International student numbers increased by 15% in Australia in the first three months of this year compared to the same period in 2016, the latest official figures show.

Minister for Education and Training, Simon Birmingham, said the rising international student numbers came on top of growth of around 10.5% since the current Government came to power in 2013, adding that the country's first National Strategy for International Education 2025 will support continued growth.

International Students


'In 2017 Australia hosted a record number of international students as more than 550,000 students from over 190 different nations flocked to our shores. The Government recognises the importance of our international education system,' he pointed out.

'Our international education system is critical in Australia's economic prosperity as we continue to transition from an economy built on the success of the mining and construction boom to an economy based on knowledge, services and innovation,' he added.

The first three months of data captured data for students starting their higher education in the first semester of 2017, as well as students commencing full year courses in vocational education and training and in schools.

Assistant Minister for Immigration and Border Protection Alex Hawke confirmed that the Department of Immigration and Border Protection (DIBO) had received more than 111,000 student visa applications in the first quarter of 2017, up from around 94,000 for the same period in 2016.
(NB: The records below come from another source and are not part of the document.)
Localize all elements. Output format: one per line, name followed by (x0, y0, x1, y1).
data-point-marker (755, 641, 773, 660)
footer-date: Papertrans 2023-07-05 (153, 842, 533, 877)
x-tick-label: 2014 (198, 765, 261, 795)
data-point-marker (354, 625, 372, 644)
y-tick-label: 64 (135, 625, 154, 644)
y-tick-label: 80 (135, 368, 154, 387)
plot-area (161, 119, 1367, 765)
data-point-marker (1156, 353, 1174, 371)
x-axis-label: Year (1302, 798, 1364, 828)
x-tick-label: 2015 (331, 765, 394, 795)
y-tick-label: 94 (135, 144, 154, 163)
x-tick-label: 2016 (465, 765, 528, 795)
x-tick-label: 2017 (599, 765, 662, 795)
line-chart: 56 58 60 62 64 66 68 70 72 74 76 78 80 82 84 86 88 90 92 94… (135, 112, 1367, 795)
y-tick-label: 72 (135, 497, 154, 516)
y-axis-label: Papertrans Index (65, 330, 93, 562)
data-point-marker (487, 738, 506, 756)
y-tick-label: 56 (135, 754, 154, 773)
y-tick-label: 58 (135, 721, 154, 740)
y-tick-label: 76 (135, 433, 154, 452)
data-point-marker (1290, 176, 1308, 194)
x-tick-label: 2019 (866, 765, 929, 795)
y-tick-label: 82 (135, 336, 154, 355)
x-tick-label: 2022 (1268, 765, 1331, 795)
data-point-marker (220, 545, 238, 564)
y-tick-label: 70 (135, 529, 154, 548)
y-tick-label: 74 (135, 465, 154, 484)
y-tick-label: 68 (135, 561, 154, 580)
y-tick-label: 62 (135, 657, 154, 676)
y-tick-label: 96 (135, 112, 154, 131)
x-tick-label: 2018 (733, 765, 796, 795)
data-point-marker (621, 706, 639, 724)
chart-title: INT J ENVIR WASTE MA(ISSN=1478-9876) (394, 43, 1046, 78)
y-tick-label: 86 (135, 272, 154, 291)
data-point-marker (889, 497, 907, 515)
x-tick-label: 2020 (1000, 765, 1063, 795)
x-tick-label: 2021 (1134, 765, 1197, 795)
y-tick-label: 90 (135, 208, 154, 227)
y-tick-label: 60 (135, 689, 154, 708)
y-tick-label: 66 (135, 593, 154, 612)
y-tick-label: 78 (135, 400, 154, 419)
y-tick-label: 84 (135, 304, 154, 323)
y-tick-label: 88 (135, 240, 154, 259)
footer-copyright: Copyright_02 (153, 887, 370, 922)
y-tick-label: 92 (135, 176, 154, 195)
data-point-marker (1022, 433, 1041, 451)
'This is a significant increase compared to the same time in the previous year and symbolises the efforts Australia has undertaken to attract international students,' he said.

The figures also show that all education sectors had experienced growth in international students during the first quarter of 2017. English Language Intensive Courses for Overseas Students sector (ELICOS) increased by almost 38%, the Higher Education sector by almost 23% and the VET sector by almost 13%.

Birmingham said the new data coincided with today's release of education export income results by the Australian Bureau of Statistics, confirming a record $22.4 billion added to the Australian economy in 2016 from international education, with positive contributions shared across all states and territories.

'International education is our third largest export after iron ore and coal and continues to play a vital role in our national economic and social prosperity,' he added.